The same pattern applies to strategy. Romasanta, Thomas, and Levina call one LLM failure mode “trendslop”: polished recommendations that converge on fashionable generic ideas rather than context-specific judgment.3 In engineering, the equivalent is architecture slop: plausible abstractions, familiar patterns, and confident explanations that ignore the actual constraints of the system. The antidote is to make context harder to skip.
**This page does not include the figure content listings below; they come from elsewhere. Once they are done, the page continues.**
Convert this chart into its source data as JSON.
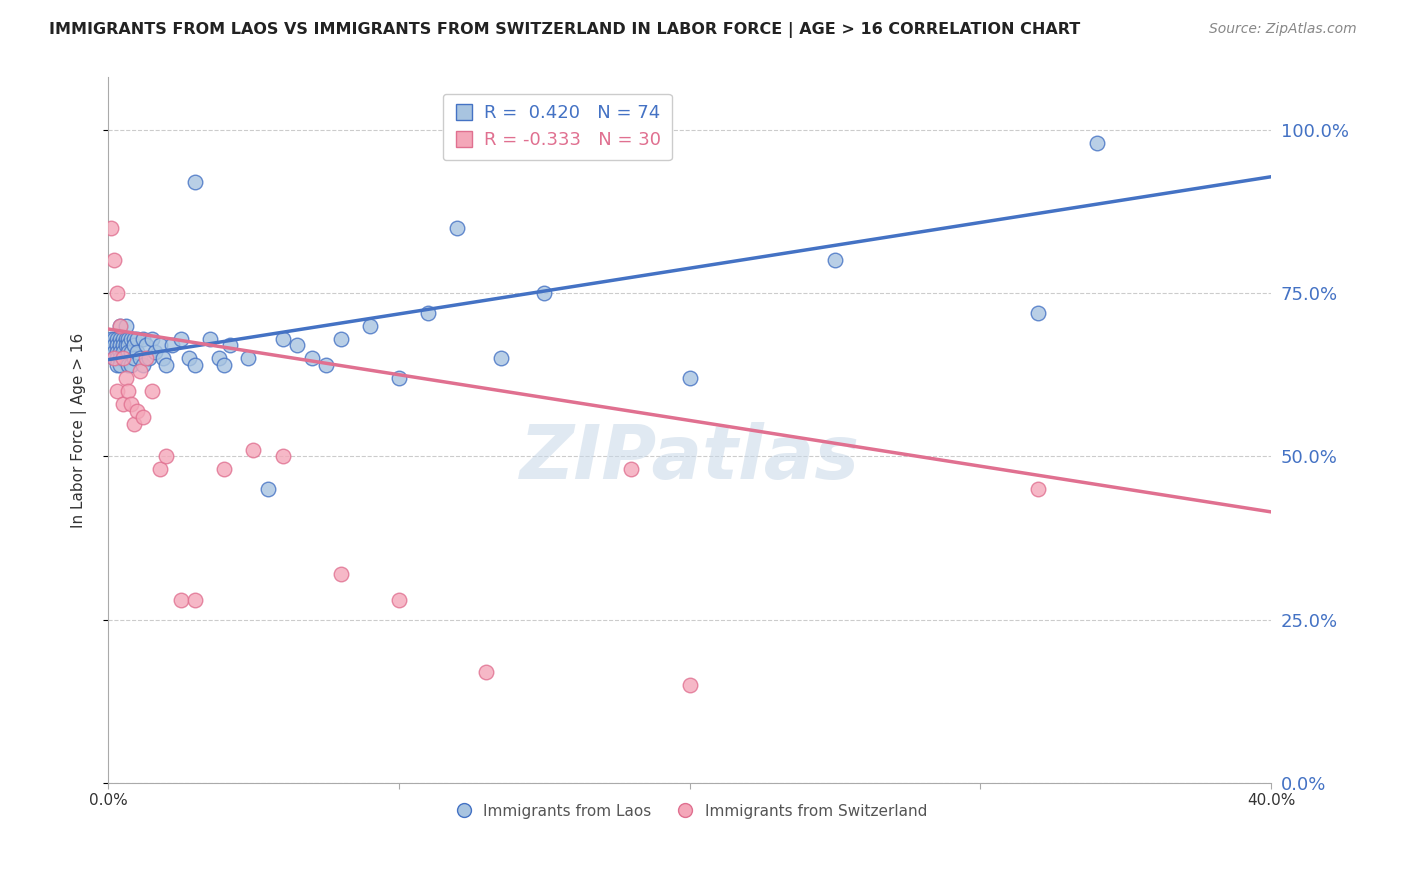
{
  "title": "IMMIGRANTS FROM LAOS VS IMMIGRANTS FROM SWITZERLAND IN LABOR FORCE | AGE > 16 CORRELATION CHART",
  "source": "Source: ZipAtlas.com",
  "ylabel": "In Labor Force | Age > 16",
  "r_laos": 0.42,
  "n_laos": 74,
  "r_swiss": -0.333,
  "n_swiss": 30,
  "laos_color": "#a8c4e0",
  "swiss_color": "#f4a7b9",
  "laos_line_color": "#4472c4",
  "swiss_line_color": "#e07090",
  "right_axis_color": "#4472c4",
  "title_color": "#222222",
  "source_color": "#888888",
  "watermark": "ZIPatlas",
  "yticks": [
    0.0,
    0.25,
    0.5,
    0.75,
    1.0
  ],
  "ytick_labels_right": [
    "0.0%",
    "25.0%",
    "50.0%",
    "75.0%",
    "100.0%"
  ],
  "xlim": [
    0.0,
    0.4
  ],
  "ylim": [
    0.0,
    1.08
  ],
  "laos_x": [
    0.001,
    0.001,
    0.001,
    0.002,
    0.002,
    0.002,
    0.002,
    0.003,
    0.003,
    0.003,
    0.003,
    0.003,
    0.004,
    0.004,
    0.004,
    0.004,
    0.004,
    0.004,
    0.005,
    0.005,
    0.005,
    0.005,
    0.006,
    0.006,
    0.006,
    0.006,
    0.007,
    0.007,
    0.007,
    0.007,
    0.008,
    0.008,
    0.008,
    0.009,
    0.009,
    0.009,
    0.01,
    0.01,
    0.011,
    0.012,
    0.012,
    0.013,
    0.014,
    0.015,
    0.016,
    0.018,
    0.019,
    0.02,
    0.022,
    0.025,
    0.028,
    0.03,
    0.03,
    0.035,
    0.038,
    0.04,
    0.042,
    0.048,
    0.055,
    0.06,
    0.065,
    0.07,
    0.075,
    0.08,
    0.09,
    0.1,
    0.11,
    0.12,
    0.135,
    0.15,
    0.2,
    0.25,
    0.32,
    0.34
  ],
  "laos_y": [
    0.68,
    0.67,
    0.66,
    0.68,
    0.67,
    0.66,
    0.65,
    0.68,
    0.67,
    0.66,
    0.65,
    0.64,
    0.7,
    0.68,
    0.67,
    0.66,
    0.65,
    0.64,
    0.68,
    0.67,
    0.66,
    0.65,
    0.7,
    0.68,
    0.67,
    0.65,
    0.68,
    0.67,
    0.66,
    0.64,
    0.68,
    0.66,
    0.64,
    0.68,
    0.67,
    0.65,
    0.68,
    0.66,
    0.65,
    0.68,
    0.64,
    0.67,
    0.65,
    0.68,
    0.66,
    0.67,
    0.65,
    0.64,
    0.67,
    0.68,
    0.65,
    0.64,
    0.92,
    0.68,
    0.65,
    0.64,
    0.67,
    0.65,
    0.45,
    0.68,
    0.67,
    0.65,
    0.64,
    0.68,
    0.7,
    0.62,
    0.72,
    0.85,
    0.65,
    0.75,
    0.62,
    0.8,
    0.72,
    0.98
  ],
  "swiss_x": [
    0.001,
    0.002,
    0.002,
    0.003,
    0.003,
    0.004,
    0.005,
    0.005,
    0.006,
    0.007,
    0.008,
    0.009,
    0.01,
    0.011,
    0.012,
    0.013,
    0.015,
    0.018,
    0.02,
    0.025,
    0.03,
    0.04,
    0.05,
    0.06,
    0.08,
    0.1,
    0.13,
    0.18,
    0.2,
    0.32
  ],
  "swiss_y": [
    0.85,
    0.8,
    0.65,
    0.75,
    0.6,
    0.7,
    0.65,
    0.58,
    0.62,
    0.6,
    0.58,
    0.55,
    0.57,
    0.63,
    0.56,
    0.65,
    0.6,
    0.48,
    0.5,
    0.28,
    0.28,
    0.48,
    0.51,
    0.5,
    0.32,
    0.28,
    0.17,
    0.48,
    0.15,
    0.45
  ],
  "laos_trend_x": [
    0.0,
    0.4
  ],
  "laos_trend_y": [
    0.648,
    0.928
  ],
  "swiss_trend_x": [
    0.0,
    0.4
  ],
  "swiss_trend_y": [
    0.695,
    0.415
  ]
}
What to change in practice

If an engineering organization is serious about AI-assisted development, the operating model should change in a few specific ways.
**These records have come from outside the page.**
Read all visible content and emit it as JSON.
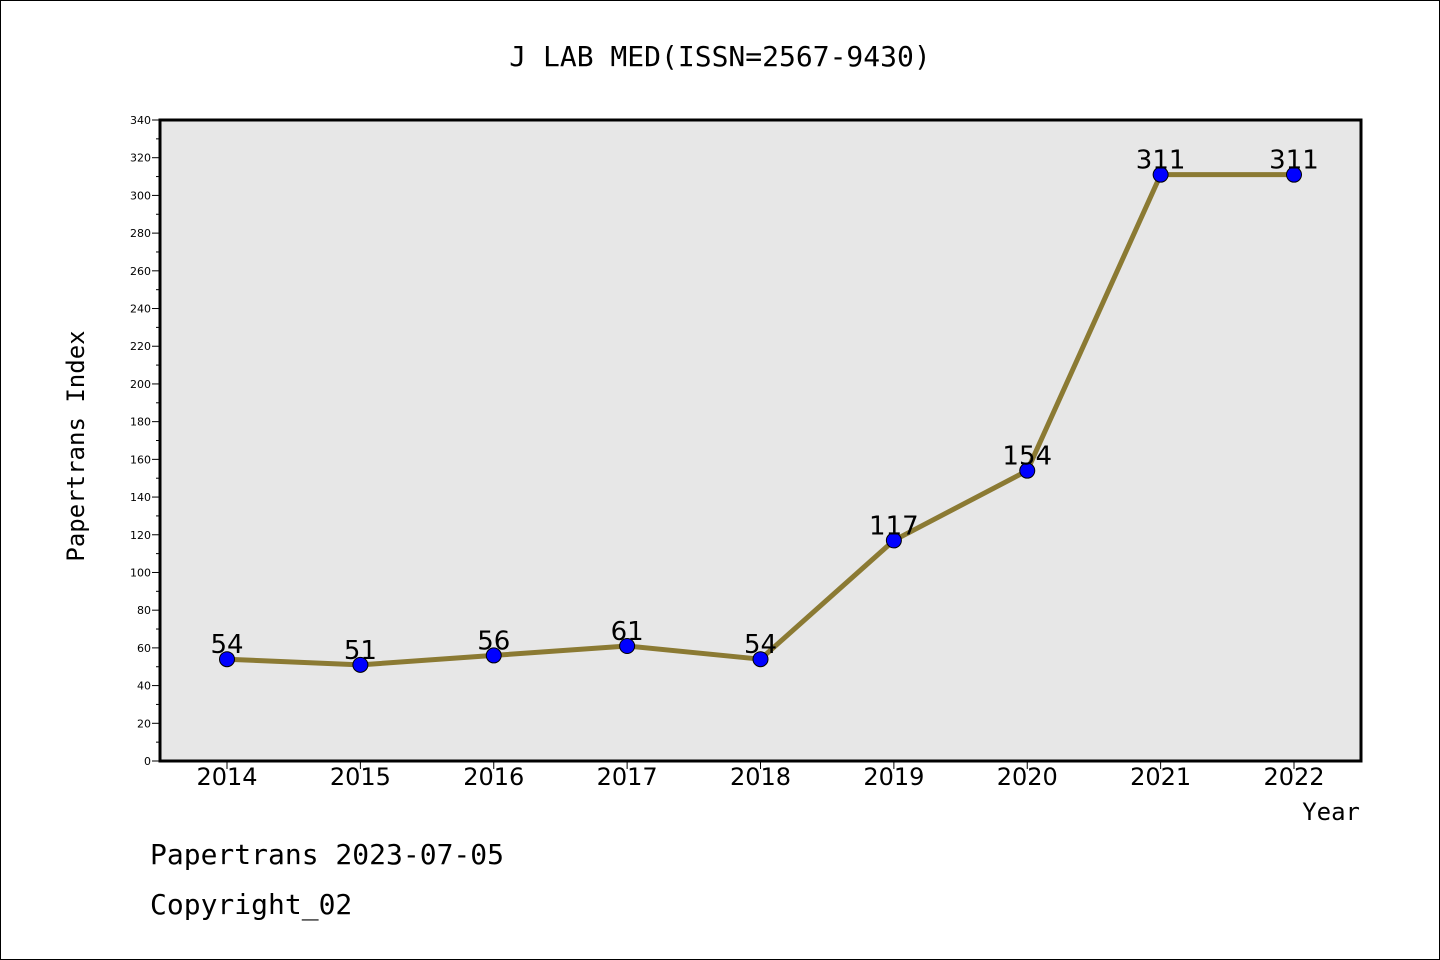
{
  "chart_data": {
    "type": "line",
    "title": "J LAB MED(ISSN=2567-9430)",
    "xlabel": "Year",
    "ylabel": "Papertrans Index",
    "categories": [
      "2014",
      "2015",
      "2016",
      "2017",
      "2018",
      "2019",
      "2020",
      "2021",
      "2022"
    ],
    "series": [
      {
        "values": [
          54,
          51,
          56,
          61,
          54,
          117,
          154,
          311,
          311
        ]
      }
    ],
    "ylim": [
      0,
      340
    ],
    "y_ticks": [
      0,
      20,
      40,
      60,
      80,
      100,
      120,
      140,
      160,
      180,
      200,
      220,
      240,
      260,
      280,
      300,
      320,
      340
    ],
    "data_labels": true,
    "grid": false,
    "colors": {
      "line": "#8b7a33",
      "marker": "#0000ff",
      "plot_background": "#e7e7e7"
    }
  },
  "footer": {
    "source": "Papertrans 2023-07-05",
    "copyright": "Copyright_02"
  }
}
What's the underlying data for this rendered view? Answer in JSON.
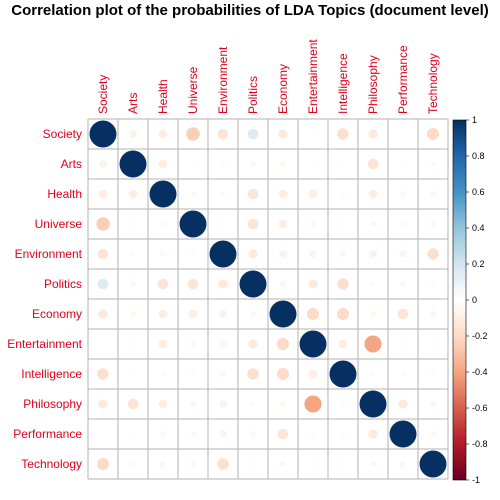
{
  "chart_data": {
    "type": "heatmap",
    "title": "Correlation plot of the probabilities of LDA Topics (document level)",
    "labels": [
      "Society",
      "Arts",
      "Health",
      "Universe",
      "Environment",
      "Politics",
      "Economy",
      "Entertainment",
      "Intelligence",
      "Philosophy",
      "Performance",
      "Technology"
    ],
    "matrix": [
      [
        1,
        -0.08,
        -0.1,
        -0.25,
        -0.15,
        0.15,
        -0.12,
        -0.02,
        -0.18,
        -0.12,
        -0.01,
        -0.2
      ],
      [
        -0.08,
        1,
        -0.1,
        -0.02,
        -0.03,
        -0.05,
        -0.05,
        -0.02,
        -0.02,
        -0.15,
        -0.02,
        -0.04
      ],
      [
        -0.1,
        -0.1,
        1,
        -0.04,
        -0.04,
        -0.15,
        -0.1,
        -0.1,
        -0.03,
        -0.1,
        -0.05,
        -0.05
      ],
      [
        -0.25,
        -0.02,
        -0.04,
        1,
        -0.03,
        -0.15,
        -0.1,
        -0.05,
        -0.03,
        -0.05,
        -0.04,
        -0.05
      ],
      [
        -0.15,
        -0.03,
        -0.04,
        -0.03,
        1,
        -0.12,
        -0.08,
        -0.07,
        -0.05,
        -0.08,
        -0.07,
        -0.18
      ],
      [
        0.15,
        -0.05,
        -0.15,
        -0.15,
        -0.12,
        1,
        -0.05,
        -0.12,
        -0.18,
        -0.03,
        -0.05,
        -0.03
      ],
      [
        -0.12,
        -0.05,
        -0.1,
        -0.1,
        -0.08,
        -0.05,
        1,
        -0.2,
        -0.2,
        -0.05,
        -0.15,
        -0.05
      ],
      [
        -0.02,
        -0.02,
        -0.1,
        -0.05,
        -0.07,
        -0.12,
        -0.2,
        1,
        -0.1,
        -0.4,
        -0.03,
        -0.03
      ],
      [
        -0.18,
        -0.02,
        -0.03,
        -0.03,
        -0.05,
        -0.18,
        -0.2,
        -0.1,
        1,
        -0.03,
        -0.03,
        -0.03
      ],
      [
        -0.12,
        -0.15,
        -0.1,
        -0.05,
        -0.08,
        -0.03,
        -0.05,
        -0.4,
        -0.03,
        1,
        -0.12,
        -0.05
      ],
      [
        -0.01,
        -0.02,
        -0.05,
        -0.04,
        -0.07,
        -0.05,
        -0.15,
        -0.03,
        -0.03,
        -0.12,
        1,
        -0.05
      ],
      [
        -0.2,
        -0.04,
        -0.05,
        -0.05,
        -0.18,
        -0.03,
        -0.05,
        -0.03,
        -0.03,
        -0.05,
        -0.05,
        1
      ]
    ],
    "colorbar": {
      "range": [
        -1,
        1
      ],
      "ticks": [
        "-1",
        "-0.8",
        "-0.6",
        "-0.4",
        "-0.2",
        "0",
        "0.2",
        "0.4",
        "0.6",
        "0.8",
        "1"
      ]
    },
    "colors": {
      "label": "#e0001b",
      "grid": "#b3b3b3",
      "scale": [
        "#67001f",
        "#b2182b",
        "#d6604d",
        "#f4a582",
        "#fddbc7",
        "#ffffff",
        "#d1e5f0",
        "#92c5de",
        "#4393c3",
        "#2166ac",
        "#053061"
      ]
    }
  }
}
First, treat generated code as a draft. A draft can be useful, but it has no authority. The author still owns the reasoning.

Second, move review away from style and toward invariants. “Looks good” is not a review. “This preserves idempotency because retries are keyed by event ID and downstream consumers only observe committed transitions” is a review.
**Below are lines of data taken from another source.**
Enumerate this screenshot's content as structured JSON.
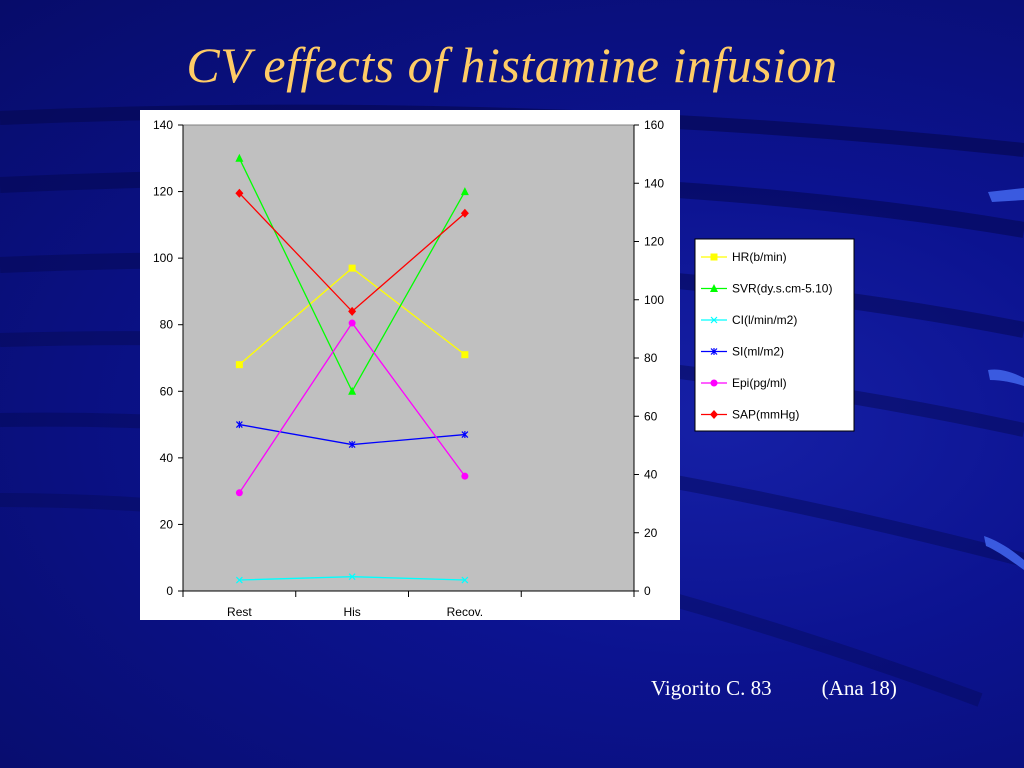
{
  "slide": {
    "title": "CV effects of histamine infusion",
    "footer_citation": "Vigorito C. 83",
    "footer_ref": "(Ana 18)"
  },
  "chart_data": {
    "type": "line",
    "categories": [
      "Rest",
      "His",
      "Recov."
    ],
    "y_left": {
      "min": 0,
      "max": 140,
      "ticks": [
        0,
        20,
        40,
        60,
        80,
        100,
        120,
        140
      ]
    },
    "y_right": {
      "min": 0,
      "max": 160,
      "ticks": [
        0,
        20,
        40,
        60,
        80,
        100,
        120,
        140,
        160
      ]
    },
    "grid": false,
    "legend_position": "right",
    "plot_background": "#c0c0c0",
    "series": [
      {
        "name": "HR(b/min)",
        "color": "#ffff00",
        "marker": "square",
        "values": [
          68,
          97,
          71
        ]
      },
      {
        "name": "SVR(dy.s.cm-5.10)",
        "color": "#00ff00",
        "marker": "triangle",
        "values": [
          130,
          60,
          120
        ]
      },
      {
        "name": "CI(l/min/m2)",
        "color": "#00ffff",
        "marker": "x",
        "values": [
          3.3,
          4.3,
          3.3
        ]
      },
      {
        "name": "SI(ml/m2)",
        "color": "#0000ff",
        "marker": "asterisk",
        "values": [
          50,
          44,
          47
        ]
      },
      {
        "name": "Epi(pg/ml)",
        "color": "#ff00ff",
        "marker": "circle",
        "values": [
          29.5,
          80.5,
          34.5
        ]
      },
      {
        "name": "SAP(mmHg)",
        "color": "#ff0000",
        "marker": "diamond",
        "values": [
          119.5,
          84,
          113.5
        ]
      }
    ]
  }
}
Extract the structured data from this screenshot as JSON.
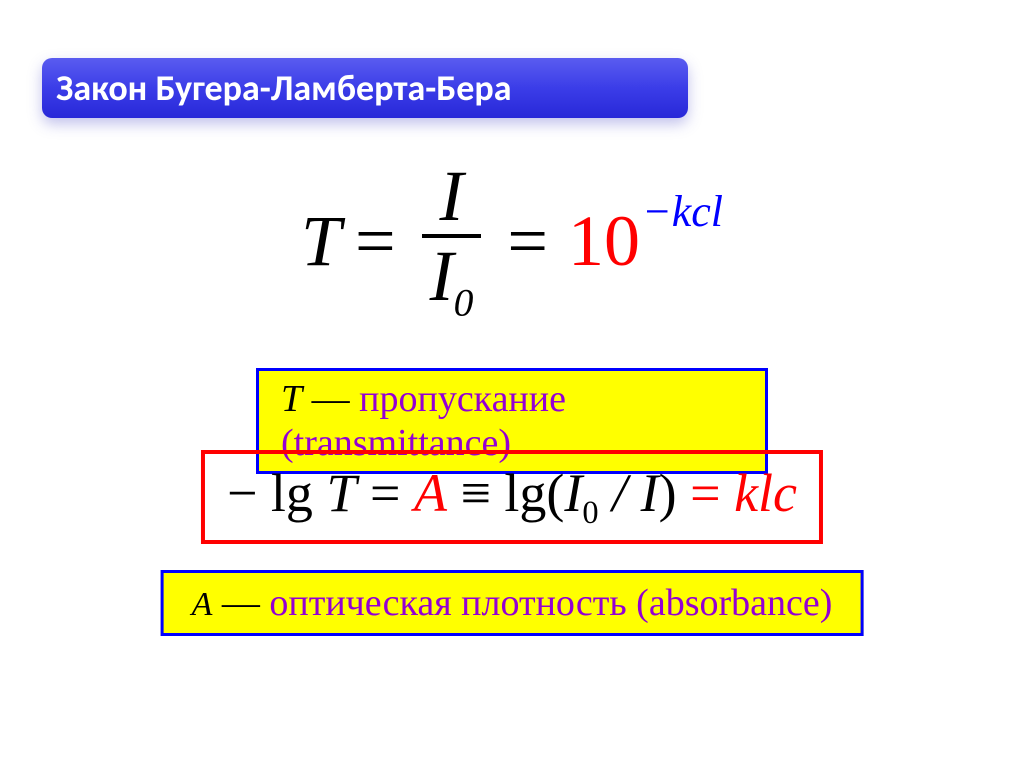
{
  "title": "Закон Бугера-Ламберта-Бера",
  "formula1": {
    "left_var": "T",
    "equals": "=",
    "numerator": "I",
    "denominator_base": "I",
    "denominator_sub": "0",
    "equals2": "=",
    "base": "10",
    "exponent": "−kcl"
  },
  "box_transmittance": {
    "variable": "T",
    "dash": " —  ",
    "description": "пропускание (transmittance)"
  },
  "formula2": {
    "neg_lg_T": "− lg",
    "T": "T",
    "eq1": " = ",
    "A": "A",
    "equiv": " ≡ ",
    "lg_open": "lg(",
    "I0_base": "I",
    "I0_sub": "0",
    "slash": " / ",
    "I": "I",
    "close": ")",
    "eq2": " = ",
    "klc": "klc"
  },
  "box_absorbance": {
    "variable": "A",
    "dash": " —  ",
    "description": "оптическая плотность (absorbance)"
  },
  "colors": {
    "title_gradient_top": "#5a5cf0",
    "title_gradient_bottom": "#2828d8",
    "title_text": "#ffffff",
    "red": "#ff0000",
    "blue": "#0000ff",
    "yellow_bg": "#ffff00",
    "purple_text": "#9400d3",
    "black": "#000000"
  }
}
Third, make ownership narrower and stronger. Shared ownership sounds collaborative, but under high output volume it often means nobody has a complete enough model to make decisive calls. Someone must be able to say no, revert aggressively, and simplify the domain.

Fourth, prefer oracles over opinions. Tests, contracts, type constraints, property checks, monitors, and replayable scenarios are better than reviewer confidence. AI makes confidence cheap. Oracles make correctness inspectable.

Fifth, make deletion visible. If AI increases additive pressure, leaders need to reward negative work: removing branches, shrinking APIs, deleting unused abstractions, collapsing workflows, and reducing the amount of context required to make a safe change.

None of this is new engineering wisdom. LLMs did not change what good engineering is. They changed how quickly teams pay for ignoring it.

Our thesis

“Rigor requires friction” is a useful shorthand. Rigor requires triggered deliberation. Historically, implementation effort, uncertainty, and confusion triggered that deliberation. AI removes many of those triggers by making plausible answers immediate.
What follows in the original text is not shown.